Am letzten Sonntag nachmittag [2] hatte der Leseverein ein vollbesetztes Haus, waren doch nebst den Mitgliedern noch andere Neugierige herbeigeeilt, um einen Vortrag ihres Mitbürgers, des Hrn. Reallehrers G. [Gustav] Schädler anzuhören. Krieg, Krieg und wiederum Krieg ist heute das Tagesgespräch und so war auch dem Vortragenden das Zeitgemässe im Vortragsgegenstand des Krieges gegeben. Erstlich erörterte der Redner die früheren und gegenwärtigen Verhältnisse der kriegführenden Staaten in sich und unter einander. Und wie man aus einer Frucht den Kern schält, so folgerte Herr Schädler aus den vorliegenden Verhältnissen die Ursachen des Krieges einerseits und die Neutralität anderseits. Am schlechtesten kommen die Engländer weg, deren Neid auf das aufblühende und rivalisierende Deutschland als Hauptursache des Weltkrieges geschildert wurde. [3] Teils politische, teils wirtschaftliche Interessen verurteilten Frankreich und Russland zur Gefolgschaft Englands, welches als echte Krämerseele es verstand, die Verbündeten zu verhetzen, damit sie ihm die Kastanien aus dem Feuer holten, während es selbst dem Ballspiele obliegt. Der Mord in Sarajevo und die Neutralitätsverletzung von Belgien sind nur willkommener Anlass das längst volle Pulverfass zu entzünden. Mit und ohne Beigeschmack wird der Stellung Belgiens und Italiens, Portugals etc. gedacht und die Türkei als eine gute Hilfe gegen den Dreierbund [4] erklärt und auch neue Konstellationen der Staaten angedeutet.

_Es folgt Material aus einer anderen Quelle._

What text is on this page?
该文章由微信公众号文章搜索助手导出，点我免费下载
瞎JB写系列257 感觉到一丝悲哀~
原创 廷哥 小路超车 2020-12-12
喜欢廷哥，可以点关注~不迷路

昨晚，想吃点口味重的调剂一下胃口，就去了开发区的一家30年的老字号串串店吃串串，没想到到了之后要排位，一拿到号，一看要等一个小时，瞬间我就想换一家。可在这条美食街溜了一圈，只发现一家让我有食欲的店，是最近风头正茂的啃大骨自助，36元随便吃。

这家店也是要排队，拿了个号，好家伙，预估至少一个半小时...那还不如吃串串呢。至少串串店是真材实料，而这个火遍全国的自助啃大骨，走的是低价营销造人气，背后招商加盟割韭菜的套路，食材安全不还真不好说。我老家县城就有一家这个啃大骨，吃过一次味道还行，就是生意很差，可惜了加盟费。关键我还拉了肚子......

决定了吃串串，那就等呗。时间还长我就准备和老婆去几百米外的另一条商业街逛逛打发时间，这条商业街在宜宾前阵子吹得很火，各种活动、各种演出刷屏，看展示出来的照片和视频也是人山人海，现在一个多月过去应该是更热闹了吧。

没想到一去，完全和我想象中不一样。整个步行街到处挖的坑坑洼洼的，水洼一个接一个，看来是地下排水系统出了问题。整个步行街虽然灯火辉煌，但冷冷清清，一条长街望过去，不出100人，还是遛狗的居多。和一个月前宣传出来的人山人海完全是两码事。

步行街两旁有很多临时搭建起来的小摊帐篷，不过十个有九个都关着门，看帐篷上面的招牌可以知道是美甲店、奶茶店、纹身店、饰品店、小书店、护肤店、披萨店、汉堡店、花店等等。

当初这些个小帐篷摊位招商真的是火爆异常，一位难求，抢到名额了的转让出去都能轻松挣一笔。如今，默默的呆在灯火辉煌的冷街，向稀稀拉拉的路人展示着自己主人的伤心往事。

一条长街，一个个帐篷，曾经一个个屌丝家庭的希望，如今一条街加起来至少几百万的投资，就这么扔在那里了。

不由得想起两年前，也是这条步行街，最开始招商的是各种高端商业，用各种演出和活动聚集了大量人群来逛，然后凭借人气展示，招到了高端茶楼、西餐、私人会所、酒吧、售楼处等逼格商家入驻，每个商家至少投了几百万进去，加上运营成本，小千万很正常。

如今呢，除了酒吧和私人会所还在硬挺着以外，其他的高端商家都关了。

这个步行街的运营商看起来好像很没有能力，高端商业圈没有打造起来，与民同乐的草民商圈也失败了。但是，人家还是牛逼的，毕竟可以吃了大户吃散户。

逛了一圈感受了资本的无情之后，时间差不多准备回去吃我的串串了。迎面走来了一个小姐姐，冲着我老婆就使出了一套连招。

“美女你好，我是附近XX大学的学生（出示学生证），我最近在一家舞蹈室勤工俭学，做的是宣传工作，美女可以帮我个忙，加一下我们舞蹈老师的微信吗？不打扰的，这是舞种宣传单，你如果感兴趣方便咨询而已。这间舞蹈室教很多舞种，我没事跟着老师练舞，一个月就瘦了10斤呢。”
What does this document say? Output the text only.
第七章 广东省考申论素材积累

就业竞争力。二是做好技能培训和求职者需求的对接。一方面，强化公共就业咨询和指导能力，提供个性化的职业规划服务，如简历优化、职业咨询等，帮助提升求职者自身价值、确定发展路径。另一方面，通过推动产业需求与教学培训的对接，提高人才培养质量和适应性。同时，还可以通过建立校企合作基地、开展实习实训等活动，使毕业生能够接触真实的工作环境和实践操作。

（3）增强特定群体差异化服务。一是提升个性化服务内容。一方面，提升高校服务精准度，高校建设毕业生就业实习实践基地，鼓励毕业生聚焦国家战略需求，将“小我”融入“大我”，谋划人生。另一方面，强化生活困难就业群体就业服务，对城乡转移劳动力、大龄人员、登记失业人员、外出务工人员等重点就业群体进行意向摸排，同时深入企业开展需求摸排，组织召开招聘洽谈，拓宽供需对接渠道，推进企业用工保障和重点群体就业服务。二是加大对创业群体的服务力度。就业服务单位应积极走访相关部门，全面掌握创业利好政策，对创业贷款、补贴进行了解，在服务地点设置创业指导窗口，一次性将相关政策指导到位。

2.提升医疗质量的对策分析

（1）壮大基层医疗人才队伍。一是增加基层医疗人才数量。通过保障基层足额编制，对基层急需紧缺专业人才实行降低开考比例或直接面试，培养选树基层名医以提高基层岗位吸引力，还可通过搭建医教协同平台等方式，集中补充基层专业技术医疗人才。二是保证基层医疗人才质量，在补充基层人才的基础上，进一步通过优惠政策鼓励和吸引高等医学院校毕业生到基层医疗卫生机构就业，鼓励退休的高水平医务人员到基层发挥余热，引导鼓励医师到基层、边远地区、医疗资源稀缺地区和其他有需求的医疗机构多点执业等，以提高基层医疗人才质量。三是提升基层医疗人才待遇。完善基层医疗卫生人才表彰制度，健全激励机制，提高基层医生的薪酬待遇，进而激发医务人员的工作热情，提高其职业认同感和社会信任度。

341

Anschliessend wurden noch einige Erklärungen der Kriegswaffen etc. gegeben. Zum Schlusse ermangelte eine eröffnete Diskussion der Beteiligung, weil hierzulande dieser Geisteskrieg ein noch ziemlich unbekanntes Land ist. Als die Leute ca. 4 Uhr auseinander gingen, hegten sie mit der grössten Befriedigung die angenehmste Hoffnung, den Redner bald wieder zu hören. Also mit tausend Dank und auf baldiges Wiedersehen! [5]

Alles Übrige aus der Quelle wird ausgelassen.